Let me start off this review by stating Presentation Zen is a very practical book on how to improve one’s presentations. That probably struck me more than anything else as I read through it, because I found something of use in every chapter. At the end of the book, I had quite a few notes. Some are already reflected in the way I build presentations, but quite a few more are not. And since they are practical and based on sound reasoning, I will probably begin to implement a lot of these points in the coming months.

So let’s start at the beginning, shall we? Garr Reynolds (blog | twitter) immediately dives in to why traditional methods of doing slides aren’t very good. When you first start up, say Microsoft PowerPoint, the template guides you to build slide after slide of bullet point lists. This has become the norm in the business world and you stand out as unusual if you don’t do this. In addition, if you don’t build slides this way, some may even think you’re shirking your duty, that you don’t have you act together. But then Garr makes a great point: if everything is in your slides, why do they need you? See, the focus of the presentation should be on the one giving it, not on the props he or she brings along, to include the slides. The person giving the presentation should be the main source of disseminating information, persuading the audience to accept his or her point of view, or otherwise being an essential part of the entire presentation. If you think about why we do presentations in the first place, this makes perfect sense.

But bullet list slide after bullet list slide isn’t just bad because it draws focus off the presenter. Think about how you feel after seeing 30-40 bullet list slides, one after another. Chances are you just want to get done and get out of there. And chances are you’d have been better served if someone took the time to put together a document or white paper discussing what you’re seeing condensed on the slides. So why don’t they? Slides are poor as a documentation resource. That’s what word processing was designed for. So let’s use the tools properly, stop wasting folks’ time, be more interesting, and enjoy ourselves in the process. And once Mr. Reynolds finishes making these points, he then dives in to discuss how to build presentations better.

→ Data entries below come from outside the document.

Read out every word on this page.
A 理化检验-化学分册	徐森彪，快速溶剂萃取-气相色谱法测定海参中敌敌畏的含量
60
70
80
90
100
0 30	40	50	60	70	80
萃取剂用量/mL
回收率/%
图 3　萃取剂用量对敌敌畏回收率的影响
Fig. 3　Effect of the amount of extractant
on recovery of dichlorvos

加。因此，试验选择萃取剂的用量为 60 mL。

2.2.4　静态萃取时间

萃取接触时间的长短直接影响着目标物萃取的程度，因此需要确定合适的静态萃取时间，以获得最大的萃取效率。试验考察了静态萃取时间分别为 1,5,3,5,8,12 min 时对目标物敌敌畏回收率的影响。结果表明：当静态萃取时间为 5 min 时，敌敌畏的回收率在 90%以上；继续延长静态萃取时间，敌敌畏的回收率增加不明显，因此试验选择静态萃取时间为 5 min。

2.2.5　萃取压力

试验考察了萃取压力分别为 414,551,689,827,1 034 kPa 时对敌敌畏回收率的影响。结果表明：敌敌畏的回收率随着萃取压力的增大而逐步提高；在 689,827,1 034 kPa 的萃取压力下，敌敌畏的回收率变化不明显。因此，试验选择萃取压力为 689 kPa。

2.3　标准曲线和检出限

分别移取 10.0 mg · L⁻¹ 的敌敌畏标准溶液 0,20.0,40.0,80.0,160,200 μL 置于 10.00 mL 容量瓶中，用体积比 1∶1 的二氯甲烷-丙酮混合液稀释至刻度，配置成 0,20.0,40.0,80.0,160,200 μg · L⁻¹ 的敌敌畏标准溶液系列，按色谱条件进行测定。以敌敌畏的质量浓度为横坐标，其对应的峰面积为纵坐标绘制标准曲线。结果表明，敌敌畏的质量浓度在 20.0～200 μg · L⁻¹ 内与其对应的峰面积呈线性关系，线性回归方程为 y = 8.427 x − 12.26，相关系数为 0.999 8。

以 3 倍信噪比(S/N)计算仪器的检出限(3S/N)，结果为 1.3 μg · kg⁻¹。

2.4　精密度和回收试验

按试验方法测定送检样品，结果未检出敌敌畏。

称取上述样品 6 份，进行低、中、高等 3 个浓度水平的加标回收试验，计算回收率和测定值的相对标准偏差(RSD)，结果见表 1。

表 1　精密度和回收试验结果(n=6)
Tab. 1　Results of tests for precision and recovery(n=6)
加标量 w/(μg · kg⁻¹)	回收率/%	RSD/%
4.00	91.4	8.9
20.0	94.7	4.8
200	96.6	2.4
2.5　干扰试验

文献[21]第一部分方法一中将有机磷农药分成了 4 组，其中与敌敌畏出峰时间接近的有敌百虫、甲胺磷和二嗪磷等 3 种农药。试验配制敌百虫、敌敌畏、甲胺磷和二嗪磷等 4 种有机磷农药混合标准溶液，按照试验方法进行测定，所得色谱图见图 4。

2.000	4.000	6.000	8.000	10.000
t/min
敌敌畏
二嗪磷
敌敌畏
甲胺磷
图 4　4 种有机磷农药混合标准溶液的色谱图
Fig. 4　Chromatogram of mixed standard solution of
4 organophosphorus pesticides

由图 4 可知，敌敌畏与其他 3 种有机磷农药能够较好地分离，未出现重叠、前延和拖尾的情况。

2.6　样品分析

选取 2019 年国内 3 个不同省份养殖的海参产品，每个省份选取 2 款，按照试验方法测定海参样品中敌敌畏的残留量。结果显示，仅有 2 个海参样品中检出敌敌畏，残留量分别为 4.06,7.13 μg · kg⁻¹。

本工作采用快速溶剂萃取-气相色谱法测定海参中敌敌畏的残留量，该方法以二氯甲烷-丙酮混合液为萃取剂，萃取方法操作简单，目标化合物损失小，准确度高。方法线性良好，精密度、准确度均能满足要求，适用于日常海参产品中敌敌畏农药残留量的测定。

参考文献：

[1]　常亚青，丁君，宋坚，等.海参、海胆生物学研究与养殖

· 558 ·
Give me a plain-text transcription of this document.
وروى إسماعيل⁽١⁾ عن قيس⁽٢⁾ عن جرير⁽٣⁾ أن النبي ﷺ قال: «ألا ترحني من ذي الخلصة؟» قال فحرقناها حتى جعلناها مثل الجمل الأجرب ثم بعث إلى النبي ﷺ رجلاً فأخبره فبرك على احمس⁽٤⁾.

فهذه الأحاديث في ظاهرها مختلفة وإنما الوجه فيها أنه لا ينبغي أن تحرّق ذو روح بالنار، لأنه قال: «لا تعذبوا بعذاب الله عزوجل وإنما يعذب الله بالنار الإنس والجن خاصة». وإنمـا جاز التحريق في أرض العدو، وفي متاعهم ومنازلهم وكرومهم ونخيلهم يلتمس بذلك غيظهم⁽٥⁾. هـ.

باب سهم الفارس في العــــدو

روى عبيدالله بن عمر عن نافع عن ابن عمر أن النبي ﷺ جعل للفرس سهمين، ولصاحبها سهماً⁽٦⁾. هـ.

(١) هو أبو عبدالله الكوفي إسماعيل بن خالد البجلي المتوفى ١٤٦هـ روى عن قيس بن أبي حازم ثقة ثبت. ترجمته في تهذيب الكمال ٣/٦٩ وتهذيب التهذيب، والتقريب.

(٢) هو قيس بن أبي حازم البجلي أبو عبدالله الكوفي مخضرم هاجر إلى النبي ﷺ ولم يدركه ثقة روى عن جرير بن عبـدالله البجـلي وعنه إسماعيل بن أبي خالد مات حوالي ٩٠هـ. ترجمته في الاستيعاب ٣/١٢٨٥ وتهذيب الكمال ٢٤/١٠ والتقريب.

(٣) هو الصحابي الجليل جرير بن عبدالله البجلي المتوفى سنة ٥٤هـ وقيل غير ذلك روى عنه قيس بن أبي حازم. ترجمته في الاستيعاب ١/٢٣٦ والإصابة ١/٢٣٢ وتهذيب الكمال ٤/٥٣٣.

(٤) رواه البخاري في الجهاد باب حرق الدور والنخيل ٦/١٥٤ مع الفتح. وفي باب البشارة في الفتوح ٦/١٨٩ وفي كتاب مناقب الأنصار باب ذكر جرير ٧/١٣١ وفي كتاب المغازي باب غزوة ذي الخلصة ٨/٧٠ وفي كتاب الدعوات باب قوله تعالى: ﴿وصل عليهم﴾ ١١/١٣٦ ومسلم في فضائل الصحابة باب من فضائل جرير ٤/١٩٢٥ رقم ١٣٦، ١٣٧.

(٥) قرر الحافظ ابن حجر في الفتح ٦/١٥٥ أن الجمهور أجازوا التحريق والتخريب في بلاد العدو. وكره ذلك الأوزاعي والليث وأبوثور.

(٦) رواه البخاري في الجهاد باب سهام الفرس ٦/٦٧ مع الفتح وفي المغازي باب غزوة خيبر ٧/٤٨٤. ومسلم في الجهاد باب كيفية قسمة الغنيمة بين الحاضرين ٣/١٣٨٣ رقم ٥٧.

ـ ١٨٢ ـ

He doesn’t give you step-by-step this is what you’ve got to do. He doesn’t even “cookbook” it where you can pick and choose different options. You can, based on the way he wrote Presentation Zen, but the author spends a lot of time discussing the hows and whys and what works and what doesn’t. Why does a very busy slide detract from the overall message? Simply, because the eye has to follow all the objects and you may not have your audience end up where you intended. There are key points on a screen the eye will naturally orient t. So why isn’t the central idea or image for a given slide not at one of those points? In other words, Garr Reynolds lays a framework on how to consider doing presentations better. And then he opens up the specifics to see how they fit the framework.

I could go on and on. This isn’t the cookie cutter 1-2-3 book. And it’s not just an encapsulation of commonly known ideas and recommendations for doing presentations better. For instance, here are three notes I took specifically with regards to presentation design:

  • Don’t be afraid of white space. White space brings emphasis to the elements on the slide. Also be aware of placement.
  • Use a mix of symmetric and asymmetric layouts. Symmetric tends to make passive use of white space. A good presentation has both.
  • Use grids to align elements. Divide the space into thirds both vertically and horizontally. Common technique in photography. Where the lines cross are “power points” and are good areas to place main subject.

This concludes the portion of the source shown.